The board game turned out pretty good and she turned it in early and received full credit plus extra for turning it early. The grading seemed rather lenient. The second
Friday she brought home her cereal box. It was a box covered in some fashion and then was to to be filled with facts from an autobiography/biography. She got in the car and tossed it at me. " I would've gotten an 80% on this if I hadn't turned it in early." My response was "What?....On the cereal box that really seemed like your best effort so far, that project?"
So we sat and talked about it for a few minutes and she got me up to speed on the whole situation. So I suggested she that she talk to the teacher about it. You know actually use her language art skills. So we decided to see if we can catch up with her before she leaves.

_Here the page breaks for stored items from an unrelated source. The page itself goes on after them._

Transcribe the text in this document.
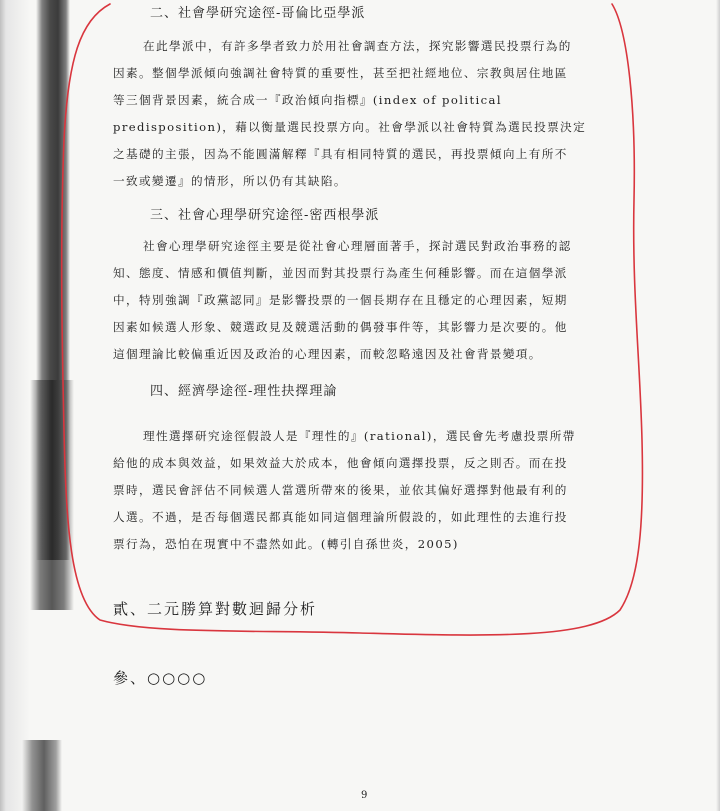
二、社會學研究途徑-哥倫比亞學派
在此學派中，有許多學者致力於用社會調查方法，探究影響選民投票行為的
因素。整個學派傾向強調社會特質的重要性，甚至把社經地位、宗教與居住地區
等三個背景因素，統合成一『政治傾向指標』(index of political
predisposition)，藉以衡量選民投票方向。社會學派以社會特質為選民投票決定
之基礎的主張，因為不能圓滿解釋『具有相同特質的選民，再投票傾向上有所不
一致或變遷』的情形，所以仍有其缺陷。
三、社會心理學研究途徑-密西根學派
社會心理學研究途徑主要是從社會心理層面著手，探討選民對政治事務的認
知、態度、情感和價值判斷，並因而對其投票行為產生何種影響。而在這個學派
中，特別強調『政黨認同』是影響投票的一個長期存在且穩定的心理因素，短期
因素如候選人形象、競選政見及競選活動的偶發事件等，其影響力是次要的。他
這個理論比較偏重近因及政治的心理因素，而較忽略遠因及社會背景變項。
四、經濟學途徑-理性抉擇理論
理性選擇研究途徑假設人是『理性的』(rational)，選民會先考慮投票所帶
給他的成本與效益，如果效益大於成本，他會傾向選擇投票，反之則否。而在投
票時，選民會評估不同候選人當選所帶來的後果，並依其偏好選擇對他最有利的
人選。不過，是否每個選民都真能如同這個理論所假設的，如此理性的去進行投
票行為，恐怕在現實中不盡然如此。(轉引自孫世炎，2005)
貳、二元勝算對數迴歸分析
參、○○○○
9
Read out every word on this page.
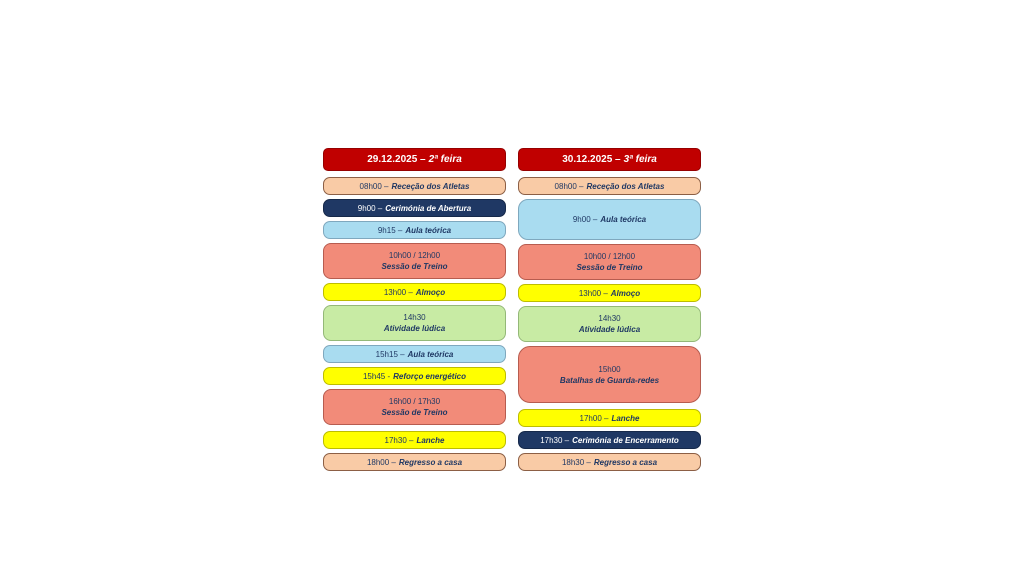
29.12.2025 – 2ª feira
08h00 – Receção dos Atletas
9h00 – Cerimónia de Abertura
9h15 – Aula teórica
10h00 / 12h00
Sessão de Treino
13h00 – Almoço
14h30
Atividade lúdica
15h15 – Aula teórica
15h45 - Reforço energético
16h00 / 17h30
Sessão de Treino
17h30 – Lanche
18h00 – Regresso a casa
30.12.2025 – 3ª feira
08h00 – Receção dos Atletas
9h00 – Aula teórica
10h00 / 12h00
Sessão de Treino
13h00 – Almoço
14h30
Atividade lúdica
15h00
Batalhas de Guarda-redes
17h00 – Lanche
17h30 – Cerimónia de Encerramento
18h30 – Regresso a casa
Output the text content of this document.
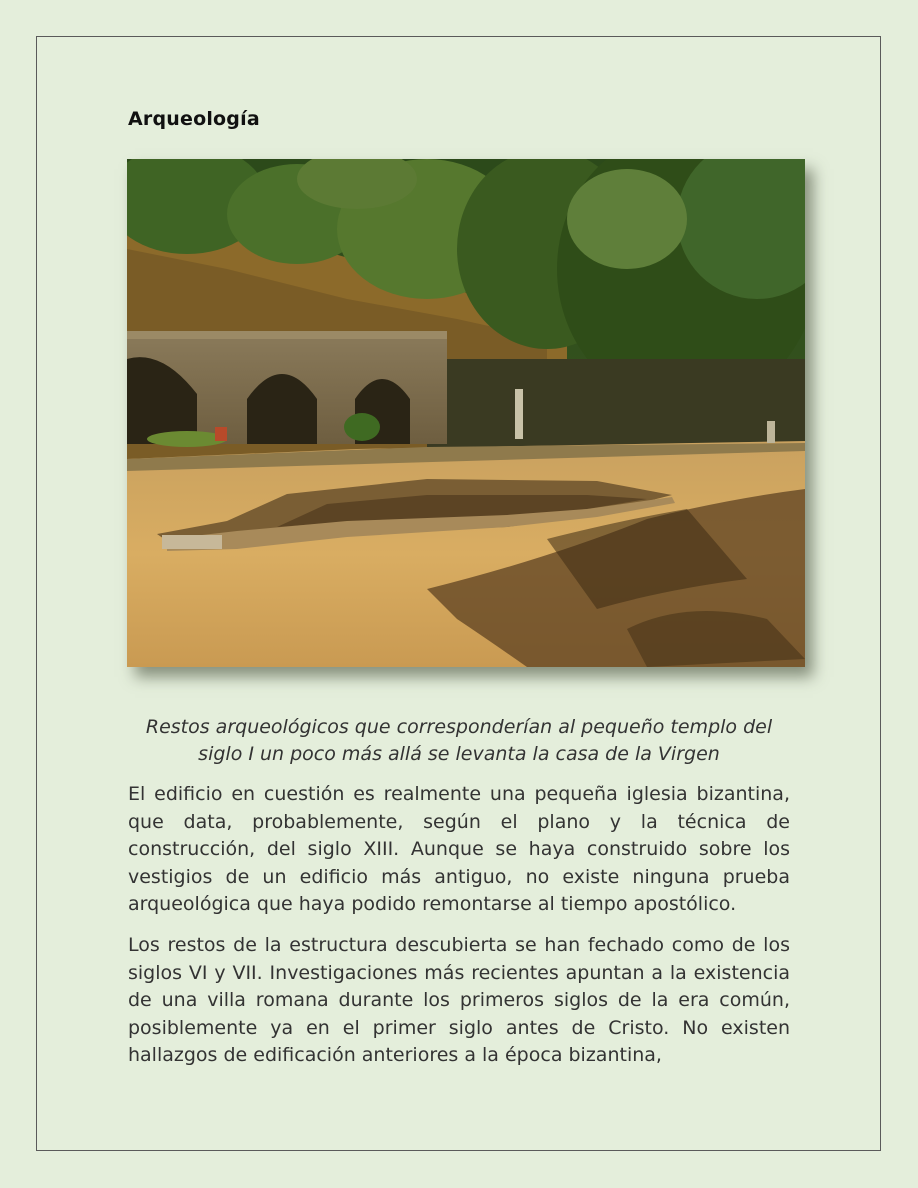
Arqueología
Restos arqueológicos que corresponderían al pequeño templo del siglo I un poco más allá se levanta la casa de la Virgen
El edificio en cuestión es realmente una pequeña iglesia bizantina, que data, probablemente, según el plano y la técnica de construcción, del siglo XIII. Aunque se haya construido sobre los vestigios de un edificio más antiguo, no existe ninguna prueba arqueológica que haya podido remontarse al tiempo apostólico.
Los restos de la estructura descubierta se han fechado como de los siglos VI y VII. Investigaciones más recientes apuntan a la existencia de una villa romana durante los primeros siglos de la era común, posiblemente ya en el primer siglo antes de Cristo. No existen hallazgos de edificación anteriores a la época bizantina,
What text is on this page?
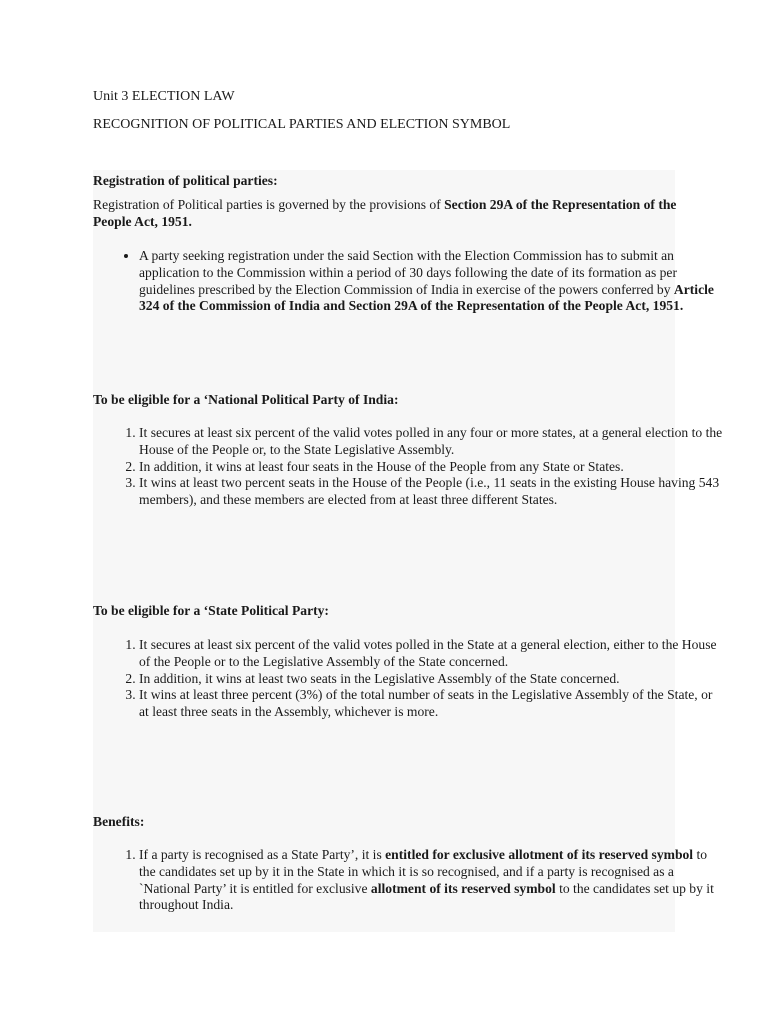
Unit 3 ELECTION LAW

RECOGNITION OF POLITICAL PARTIES AND ELECTION SYMBOL

Registration of political parties:

Registration of Political parties is governed by the provisions of Section 29A of the Representation of the People Act, 1951.

• A party seeking registration under the said Section with the Election Commission has to submit an application to the Commission within a period of 30 days following the date of its formation as per guidelines prescribed by the Election Commission of India in exercise of the powers conferred by Article 324 of the Commission of India and Section 29A of the Representation of the People Act, 1951.

To be eligible for a ‘National Political Party of India:

1. It secures at least six percent of the valid votes polled in any four or more states, at a general election to the House of the People or, to the State Legislative Assembly.
2. In addition, it wins at least four seats in the House of the People from any State or States.
3. It wins at least two percent seats in the House of the People (i.e., 11 seats in the existing House having 543 members), and these members are elected from at least three different States.

To be eligible for a ‘State Political Party:

1. It secures at least six percent of the valid votes polled in the State at a general election, either to the House of the People or to the Legislative Assembly of the State concerned.
2. In addition, it wins at least two seats in the Legislative Assembly of the State concerned.
3. It wins at least three percent (3%) of the total number of seats in the Legislative Assembly of the State, or at least three seats in the Assembly, whichever is more.

Benefits:

1. If a party is recognised as a State Party’, it is entitled for exclusive allotment of its reserved symbol to the candidates set up by it in the State in which it is so recognised, and if a party is recognised as a `National Party’ it is entitled for exclusive allotment of its reserved symbol to the candidates set up by it throughout India.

We catch up her as she's leaving the building and Jenna did a great job asking her what she should have done differently to make a better grade. She gave us a few suggestions and then I had to step in. She got points taken off in the creativity section but not for creativity, for lack of information. What?? Now, I'm trying to practice diplomacy, because after all she did get an 90%, but I did calmly point out that if she wanted a certain amount of information than that should have been what was on the criteria sheet, because she met all the requirements that were on her information sheet, just like she had on the previous two. She followed the checklist, we checked it twice. Trying not to push too hard, because I really have a fly under the radar kinda kid, we walked satisfied that she will make clearer criteria for the next one and that she probably should have for this one, you think? Case closed.....
Until I got to small group tonight and the other moms there with kids in her class had exact same problem, points off for creativity. Nobody is quite sure what to do? I think if you are reading this and your sixth grader at Bethany Middle School had the same thing happen you should know you are in good company and let the teacher know that the criteria was not clear or a fair representation of her expectations. Of course all of this could just be that control freak in me rearing its ugly head. Take it for what it's worth.
Edit 3/2/09
The language arts teacher decided to give everyone 10 points on the book cereal box because the instructions were not clear. Yeah her!!! It doesn't fix the overall problem of the project. She should've graded them again on the criteria she handed out. But....
hmmm I was just thinking about this very thing- Jay and I spent some time talking about "judging creativity" for an English class this weekend. I went to bed not ready to write an email to the teacher but formulating one in my head. Then I got up this morning and grabbed the piece of paper to come downstairs with the intent of writing an email. Still not sure what I am going to write- but I don't take lightly telling someone that they are not creative enough and taking off 20 points for it. Glad to know that we are in good company on this one ... but then again I am not.
ReplyDeleteWell, Brayden came home early on Friday so I assume we'll get the cereal box grade today ... I'll be curious to see what happens. I'm assuming, probably the same thing that happened to everyone else. Which doesn't sound quite right.